Why are things as they are? Is it because they are good and beautiful, or is it because they are a bit useless?
When positivity ignores problems or threats to maintain a “positive” mood, of “positive” feelings, it becomes toxic positivity, a problem. It creates blind spots blocking out reality. The threats and problems remain undealt with, so fester and metastasise. The toxic positivity becomes harder and harder to maintain, taking energy away from dealing with real world problems.
Worthwhile positivity- I might call it “realistic positivity”- finds all that is beautiful or worthwhile in a situation. It values emotions which toxic positivity finds unwelcome- fear, anger, perplexity- because they give useful information, as well as energy to deal with problems.

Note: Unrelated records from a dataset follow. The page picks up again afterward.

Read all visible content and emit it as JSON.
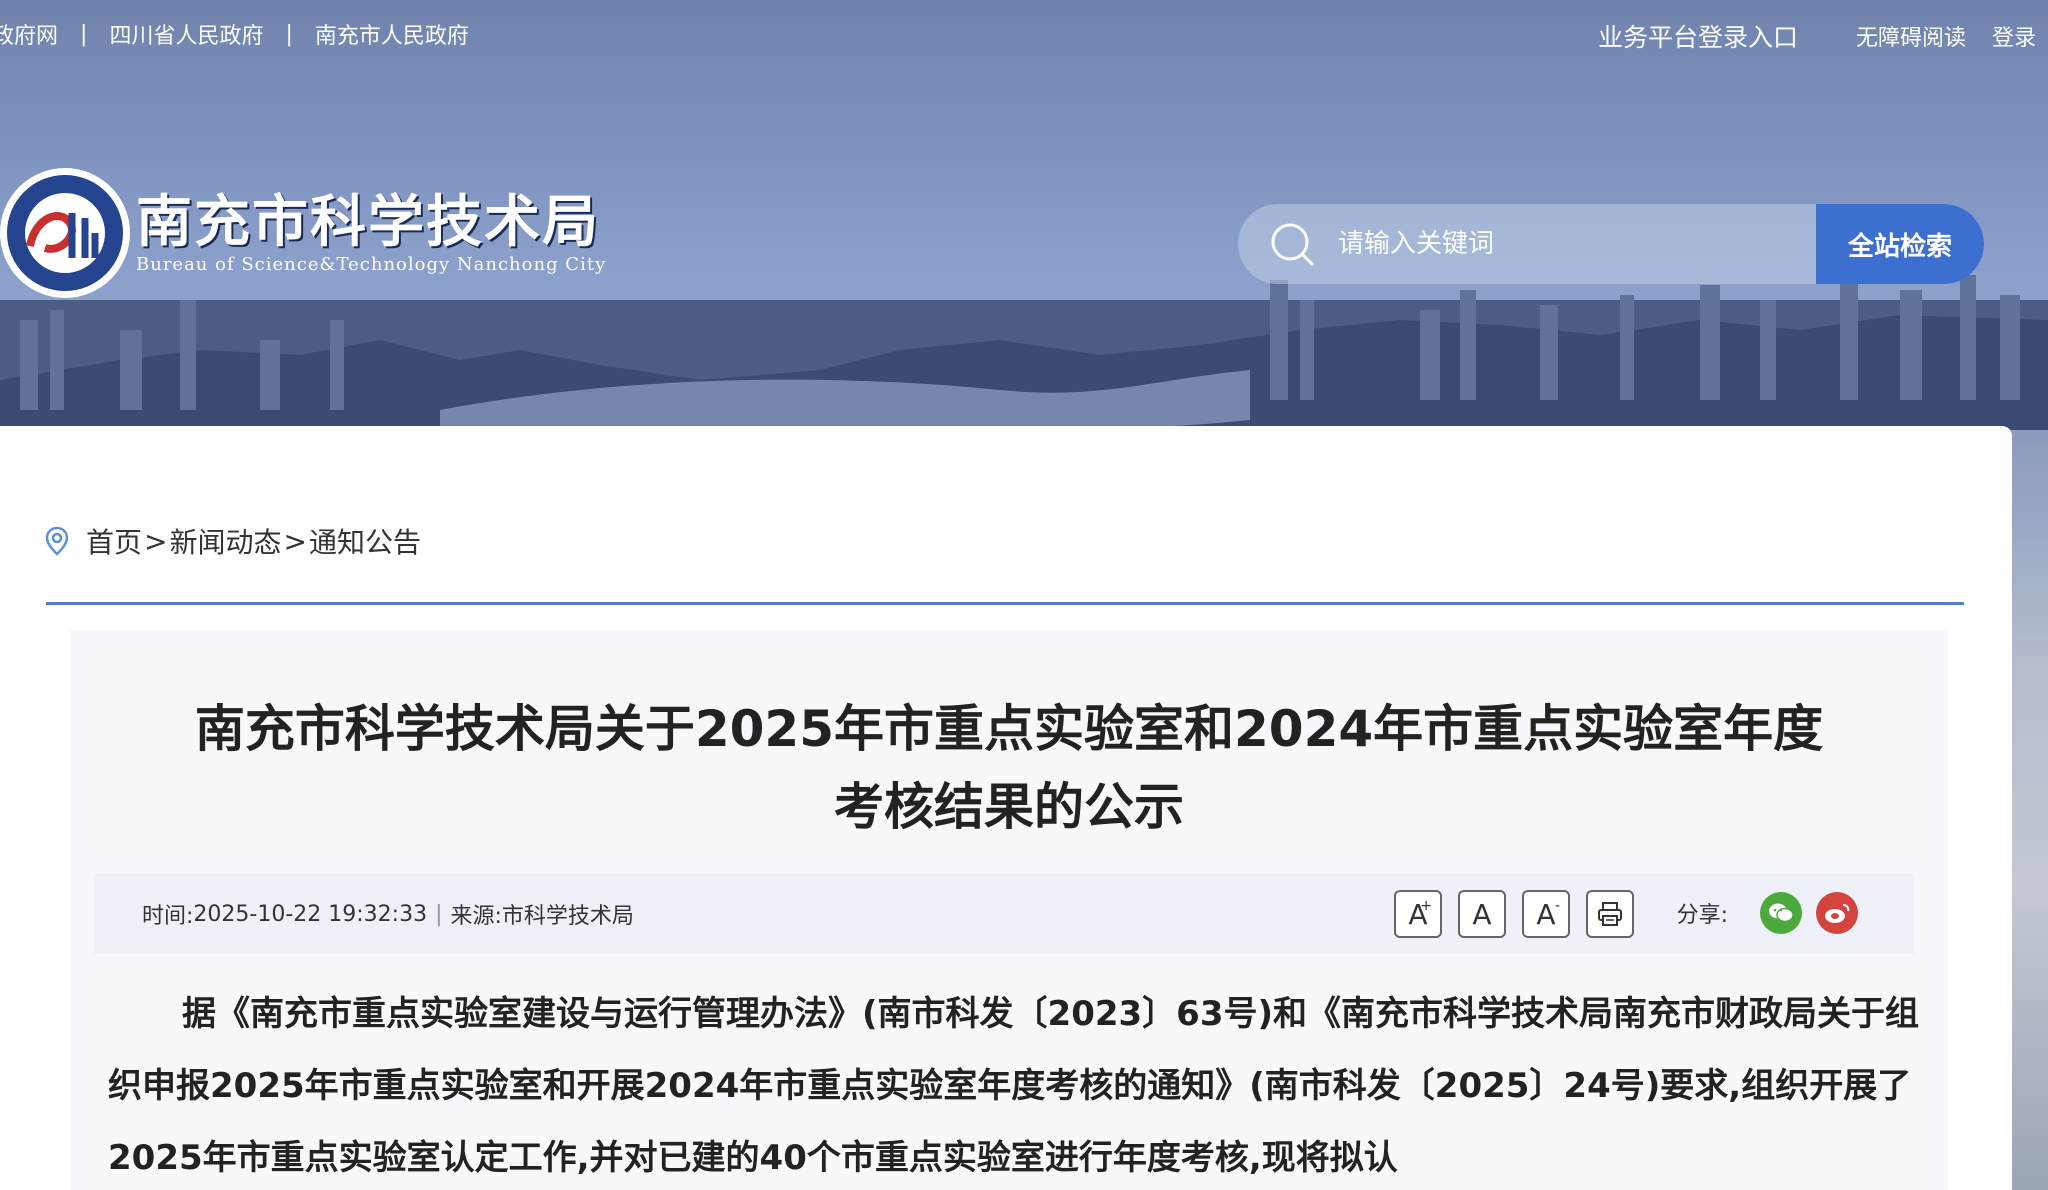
{
  "topbar": {
    "links": [
      "四川省人民政府网站群",
      "四川省人民政府",
      "南充市人民政府"
    ],
    "links_visible": [
      "政府网",
      "四川省人民政府",
      "南充市人民政府"
    ],
    "separator": "|",
    "business_login": "业务平台登录入口",
    "accessibility": "无障碍阅读",
    "login": "登录"
  },
  "logo": {
    "cn": "南充市科学技术局",
    "en": "Bureau of Science&Technology Nanchong City"
  },
  "search": {
    "placeholder": "请输入关键词",
    "button": "全站检索"
  },
  "breadcrumb": {
    "items": [
      "首页",
      "新闻动态",
      "通知公告"
    ],
    "separator": ">"
  },
  "article": {
    "title": "南充市科学技术局关于2025年市重点实验室和2024年市重点实验室年度考核结果的公示",
    "time_label": "时间:",
    "time": "2025-10-22 19:32:33",
    "source_label": "来源:",
    "source": "市科学技术局",
    "tools": {
      "font_increase": "A",
      "font_normal": "A",
      "font_decrease": "A"
    },
    "share_label": "分享:",
    "body": "据《南充市重点实验室建设与运行管理办法》(南市科发〔2023〕63号)和《南充市科学技术局南充市财政局关于组织申报2025年市重点实验室和开展2024年市重点实验室年度考核的通知》(南市科发〔2025〕24号)要求,组织开展了2025年市重点实验室认定工作,并对已建的40个市重点实验室进行年度考核,现将拟认"
  },
  "colors": {
    "accent": "#3d6fd1",
    "rule": "#5b7bd0",
    "wechat": "#4caa3c",
    "weibo": "#d5433e"
  }
}
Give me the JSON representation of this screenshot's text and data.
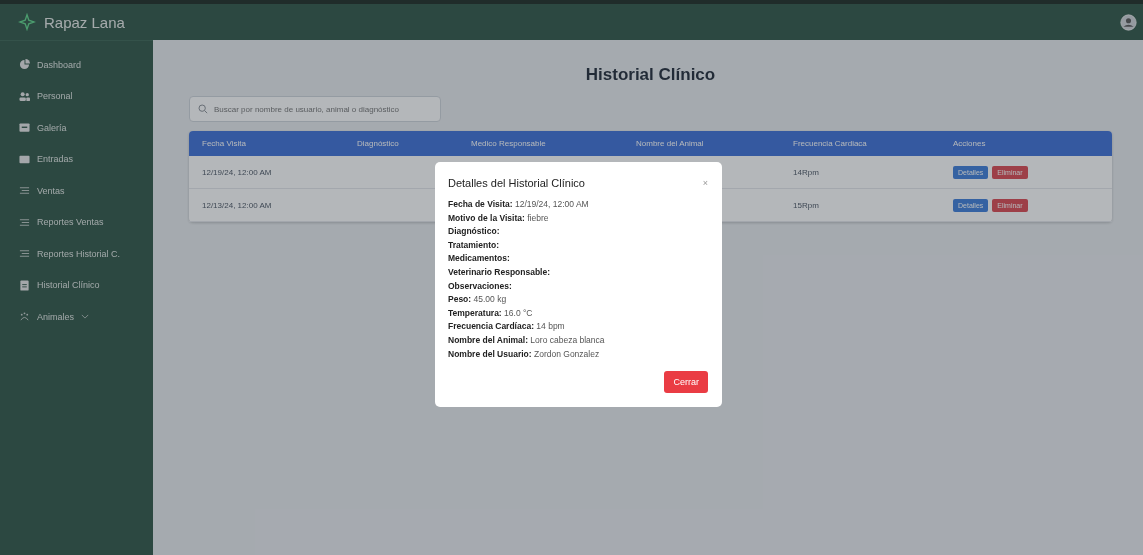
{
  "app": {
    "name": "Rapaz Lana"
  },
  "sidebar": {
    "items": [
      {
        "label": "Dashboard"
      },
      {
        "label": "Personal"
      },
      {
        "label": "Galería"
      },
      {
        "label": "Entradas"
      },
      {
        "label": "Ventas"
      },
      {
        "label": "Reportes Ventas"
      },
      {
        "label": "Reportes Historial C."
      },
      {
        "label": "Historial Clínico"
      },
      {
        "label": "Animales",
        "expanded": false
      }
    ]
  },
  "page": {
    "title": "Historial Clínico"
  },
  "search": {
    "placeholder": "Buscar por nombre de usuario, animal o diagnóstico"
  },
  "table": {
    "columns": [
      "Fecha Visita",
      "Diagnóstico",
      "Medico Responsable",
      "Nombre del Animal",
      "Frecuencia Cardiaca",
      "Acciones"
    ],
    "rows": [
      {
        "fecha": "12/19/24, 12:00 AM",
        "frecuencia": "14Rpm",
        "actions": [
          "Detalles",
          "Eliminar"
        ]
      },
      {
        "fecha": "12/13/24, 12:00 AM",
        "frecuencia": "15Rpm",
        "actions": [
          "Detalles",
          "Eliminar"
        ]
      }
    ]
  },
  "modal": {
    "title": "Detalles del Historial Clínico",
    "close": "×",
    "fields": [
      {
        "label": "Fecha de Visita:",
        "value": "12/19/24, 12:00 AM"
      },
      {
        "label": "Motivo de la Visita:",
        "value": "fiebre"
      },
      {
        "label": "Diagnóstico:"
      },
      {
        "label": "Tratamiento:"
      },
      {
        "label": "Medicamentos:"
      },
      {
        "label": "Veterinario Responsable:"
      },
      {
        "label": "Observaciones:"
      },
      {
        "label": "Peso:",
        "value": "45.00 kg"
      },
      {
        "label": "Temperatura:",
        "value": "16.0 °C"
      },
      {
        "label": "Frecuencia Cardíaca:",
        "value": "14 bpm"
      },
      {
        "label": "Nombre del Animal:",
        "value": "Loro cabeza blanca"
      },
      {
        "label": "Nombre del Usuario:",
        "value": "Zordon Gonzalez"
      }
    ],
    "button": "Cerrar"
  }
}
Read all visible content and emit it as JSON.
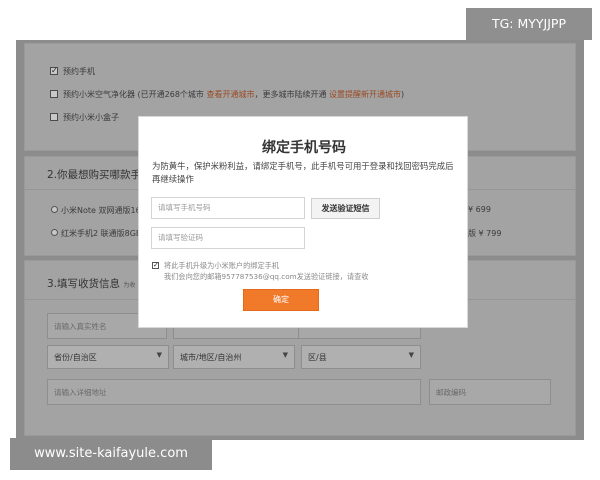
{
  "watermark_top": "TG: MYYJJPP",
  "watermark_bottom": "www.site-kaifayule.com",
  "section1": {
    "opt1": "预约手机",
    "opt2_prefix": "预约小米空气净化器 (已开通268个城市 ",
    "opt2_link1": "查看开通城市",
    "opt2_mid": "，更多城市陆续开通 ",
    "opt2_link2": "设置提醒新开通城市",
    "opt2_suffix": ")",
    "opt3": "预约小米小盒子"
  },
  "section2": {
    "title": "2.你最想购买哪款手",
    "opt1_left": "小米Note 双网通版16",
    "opt1_right": "¥ 699",
    "opt2_left": "红米手机2 联通版8GE",
    "opt2_right": "版 ¥ 799"
  },
  "section3": {
    "title": "3.填写收货信息",
    "title_note": "为收",
    "name_placeholder": "请输入真实姓名",
    "province": "省份/自治区",
    "city": "城市/地区/自治州",
    "district": "区/县",
    "address_placeholder": "请输入详细地址",
    "zip_placeholder": "邮政编码"
  },
  "modal": {
    "title": "绑定手机号码",
    "description": "为防黄牛，保护米粉利益，请绑定手机号，此手机号可用于登录和找回密码完成后再继续操作",
    "phone_placeholder": "请填写手机号码",
    "send_code_label": "发送验证短信",
    "code_placeholder": "请填写验证码",
    "upgrade_label": "将此手机升级为小米账户的绑定手机",
    "email_note": "我们会向您的邮箱957787536@qq.com发送验证链接，请查收",
    "confirm_label": "确定"
  },
  "colors": {
    "accent": "#f07a2a",
    "overlay": "#8c8c8c",
    "link": "#9a4a22"
  }
}
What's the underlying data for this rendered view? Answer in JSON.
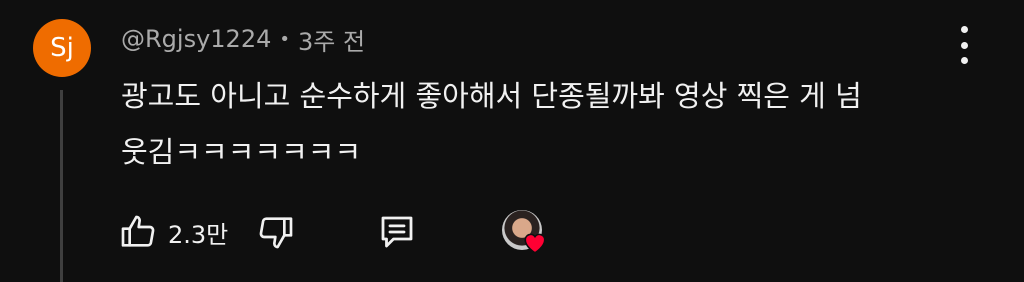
{
  "comment": {
    "avatar_letter": "Sj",
    "avatar_color": "#ef6c00",
    "username": "@Rgjsy1224",
    "separator": "•",
    "time": "3주 전",
    "text_line1": "광고도 아니고 순수하게 좋아해서 단종될까봐 영상 찍은 게 넘",
    "text_line2": "웃김ㅋㅋㅋㅋㅋㅋㅋ"
  },
  "actions": {
    "like_count": "2.3만",
    "icons": [
      "thumbs-up-icon",
      "thumbs-down-icon",
      "reply-icon",
      "creator-heart-icon"
    ]
  },
  "colors": {
    "background": "#0f0f0f",
    "text": "#f1f1f1",
    "secondary_text": "#aaaaaa",
    "heart": "#ff0033"
  }
}
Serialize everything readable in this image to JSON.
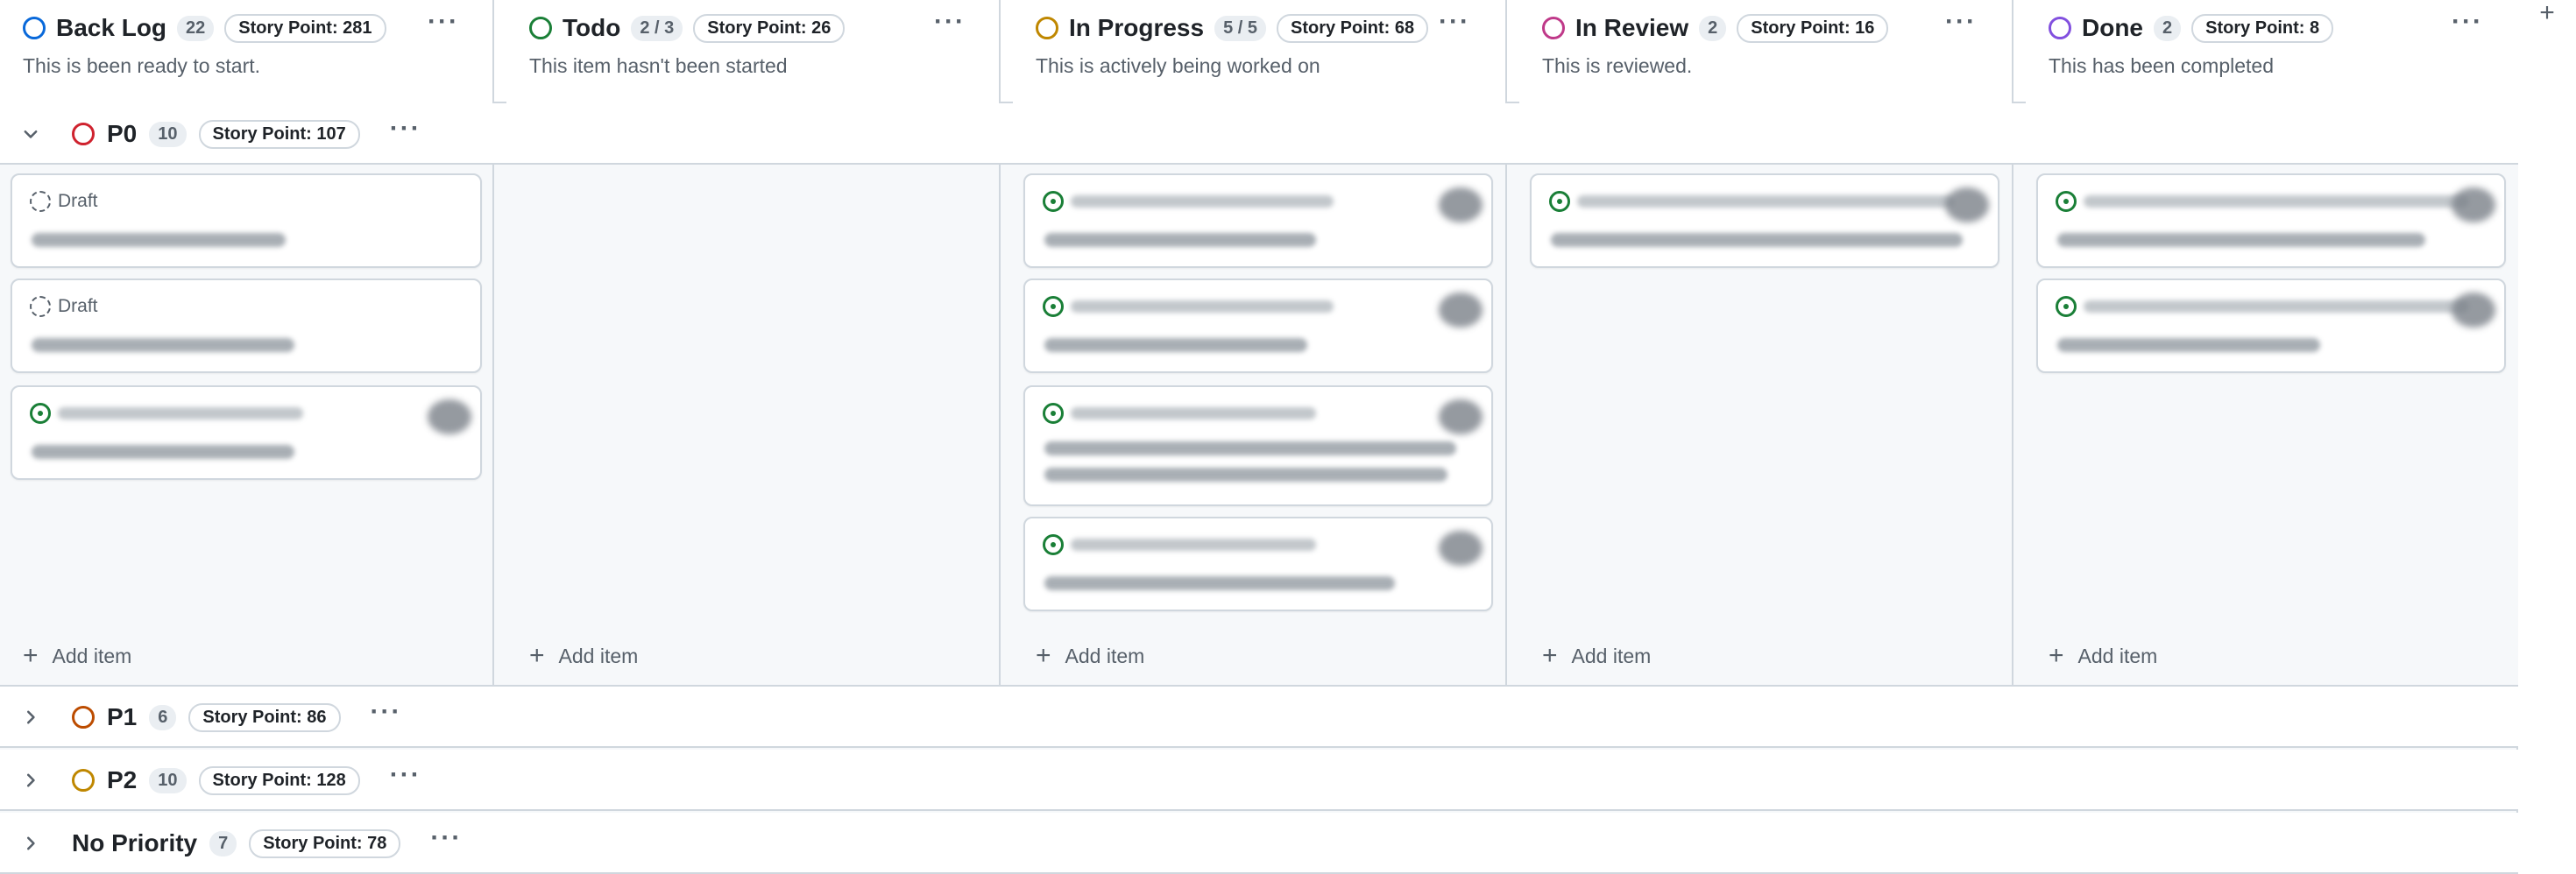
{
  "columns": [
    {
      "id": "backlog",
      "title": "Back Log",
      "count": "22",
      "story_point": "Story Point: 281",
      "description": "This is been ready to start.",
      "color": "#0969da"
    },
    {
      "id": "todo",
      "title": "Todo",
      "count": "2 / 3",
      "story_point": "Story Point: 26",
      "description": "This item hasn't been started",
      "color": "#1a7f37"
    },
    {
      "id": "inprogress",
      "title": "In Progress",
      "count": "5 / 5",
      "story_point": "Story Point: 68",
      "description": "This is actively being worked on",
      "color": "#bf8700"
    },
    {
      "id": "inreview",
      "title": "In Review",
      "count": "2",
      "story_point": "Story Point: 16",
      "description": "This is reviewed.",
      "color": "#bf3989"
    },
    {
      "id": "done",
      "title": "Done",
      "count": "2",
      "story_point": "Story Point: 8",
      "description": "This has been completed",
      "color": "#8250df"
    }
  ],
  "groups": [
    {
      "id": "p0",
      "title": "P0",
      "count": "10",
      "story_point": "Story Point: 107",
      "color": "#cf222e",
      "expanded": true
    },
    {
      "id": "p1",
      "title": "P1",
      "count": "6",
      "story_point": "Story Point: 86",
      "color": "#bc4c00",
      "expanded": false
    },
    {
      "id": "p2",
      "title": "P2",
      "count": "10",
      "story_point": "Story Point: 128",
      "color": "#bf8700",
      "expanded": false
    },
    {
      "id": "nopriority",
      "title": "No Priority",
      "count": "7",
      "story_point": "Story Point: 78",
      "expanded": false
    }
  ],
  "cards": {
    "draft_label": "Draft"
  },
  "add_item_label": "Add item",
  "more_glyph": "···",
  "plus_glyph": "+",
  "icons": {
    "more": "kebab-horizontal-icon",
    "add": "plus-icon",
    "expand": "chevron-icon"
  }
}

I want to preserve my rear right wisdom tooth, despite much of it being lost to decay. Reptiles and sharks replace teeth which break. Why don’t mammals? My understanding was that during the long Mesozoic reign of the dinosaurs, mammal ancestors became tiny, stayed out of the way, and didn’t do much until the Chicxulub meteor killed the dinosaurs. Because they were so small, they only lived one or two years, so lost the need to regrow teeth. One set of baby teeth and one set of adult teeth sufficed.
Our ancestors lost an advantage because they were small and insignificant, was the idea.
Steve Brusatte, in The Rise and Reign of the Mammals, explains it differently. Mammal jaws can chew. They move side to side. Reptile jaws take bites and swallow. Mammal teeth grind food down, so the stomach acids work more efficiently on small chunks of food. Just the right amount of wear on the teeth produced flat panels with sharp edges (p70), working like scissor blades. But, teeth which chew need to fit together. Mammal ancestors sacrificed the ability to regrow teeth in order to be able to chew, so process food better.
He also describes the Lilliput effect, whereby smaller animals may be more likely to survive a mass extinction, having shorter generations so adapting more quickly to changing conditions, and being able to burrow so avoid temperature swings. That helped our ancestors survive Chicxulub, and the end-Permian mass extinction.
The book was published in 2022. It helps to have the most up-to-date understanding. It also explains that mammal colour vision is poor because our ancestors were nocturnal. This resulted in other senses being heightened. Human colour vision is better, with three colour receptors, though other animals may have four. I see better if I avoid a solipsistic understanding.
I had thought there were five mass extinctions, but plants have suffered only two.
In the mid-20th century, extinct synapsids (from which mammals came) were called mammals if they had a particular kind of joint in the jaw. This century, mammals are defined as those creatures descended from the common ancestor of all surviving mammals. Other lineages are called mammaliaforms, though they may have had hair and warm blood, even a dentary-squamosal joint in the jaw. I notice Brusatte does not mention mammary glands until the Jurassic period: they are so important in Western culture.
There is a risk Boris Johnson may return as PM, though in July 57 ministers resigned from his government to force him from office, after he trashed ethics in government with his lies and lawbreaking. I am tempted to return repeatedly to the Guardian website, to find the latest developments. I could, thereby, maintain a feeling of horror and outrage. It is reassuring to feel as others do. I experience a heady sense of the rightness of my feelings. It distracts me from my immediate circumstances and concerns. I am probably better, then, to keep informed without continually returning to a source of inebriation. If there were an election, common feelings would help with common endeavour. I can’t link that to positivity, but it does fit to my desire to make my understanding of the world best fit my objective needs, and the continual temptation not to.
The picture is FunkMonk’s life-restoration of Morganucodon, a late-Triassic early Jurassic creature. The animal was warm-blooded, furry, able to chew, and as its young had a toothless stage, possibly it lactated. Not being a descendent of a common ancestor, palaeontologists call it a mammaliaform rather than a mammal. As Brusatte says, “nature doesn’t put labels on things, people do”.